G-tt ist ein liebevoller, weiser Vater, der eine persönliche und einzigartige Beziehung zu jedem von uns hat. Sicher, er möchte, dass wir alle ‚nach den Sternen greifen‘ und versuchen, das Judentum in seiner ganzen Schönheit und Tiefe zu leben. Aber das ist eine langfristige Aufgabe. Im Moment ist es für G-tt am wichtigsten, dass wir unser Bestes geben und weiter wachsen. Wenn wir in diesem Jahr eine Mizwa mehr befolgen als im letzten Jahr, dann macht uns G-tt stolz!

Die Aufhebung der Etiketten

Warum also die ganze Aufregung um Kol Nidrei? Auf einer tieferen, mystischen Ebene geht es um viel mehr als nur um die Aufhebung von Gelübden und Versprechen.

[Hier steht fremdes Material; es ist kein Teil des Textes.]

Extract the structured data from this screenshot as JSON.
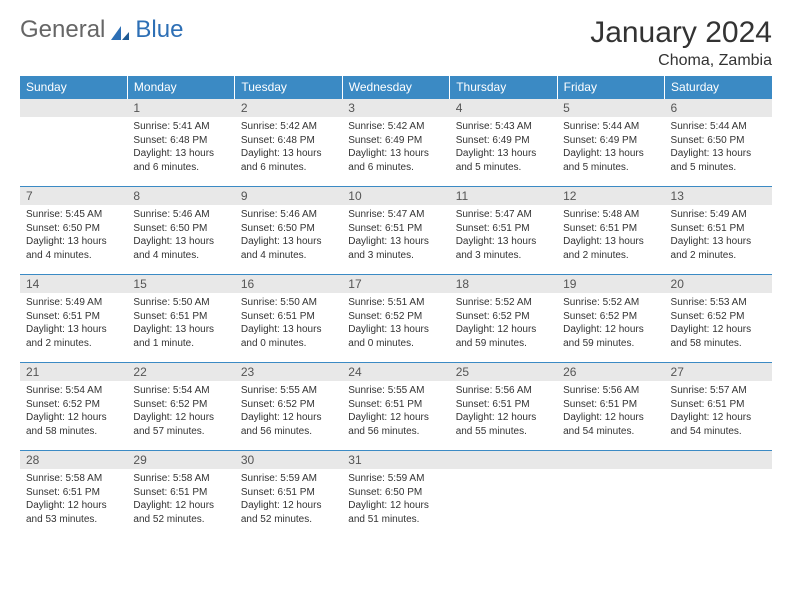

Es ist eine kraftvolle Erklärung, mit der wir alle Bezeichnungen, Einschränkungen, Abgrenzungen, Fesseln, Barrieren und Namensschilder aufheben und für ungültig erklären, die dazu neigen, unsere strahlende, angeborene jüdische Essenz zu verschleiern. Wir alle tragen ein einziges Designer-Label: JUDEN! Wir sind ein ganz besonderes, unteilbares Volk, die Familie von G-ttes auserwähltem Volk. Sicher, wie in jeder guten Familie gibt es auch bei uns Rivalität unter den Geschwistern. Aber das ändert nichts an der Tatsache, dass „ich Jude – du Jude“ sind.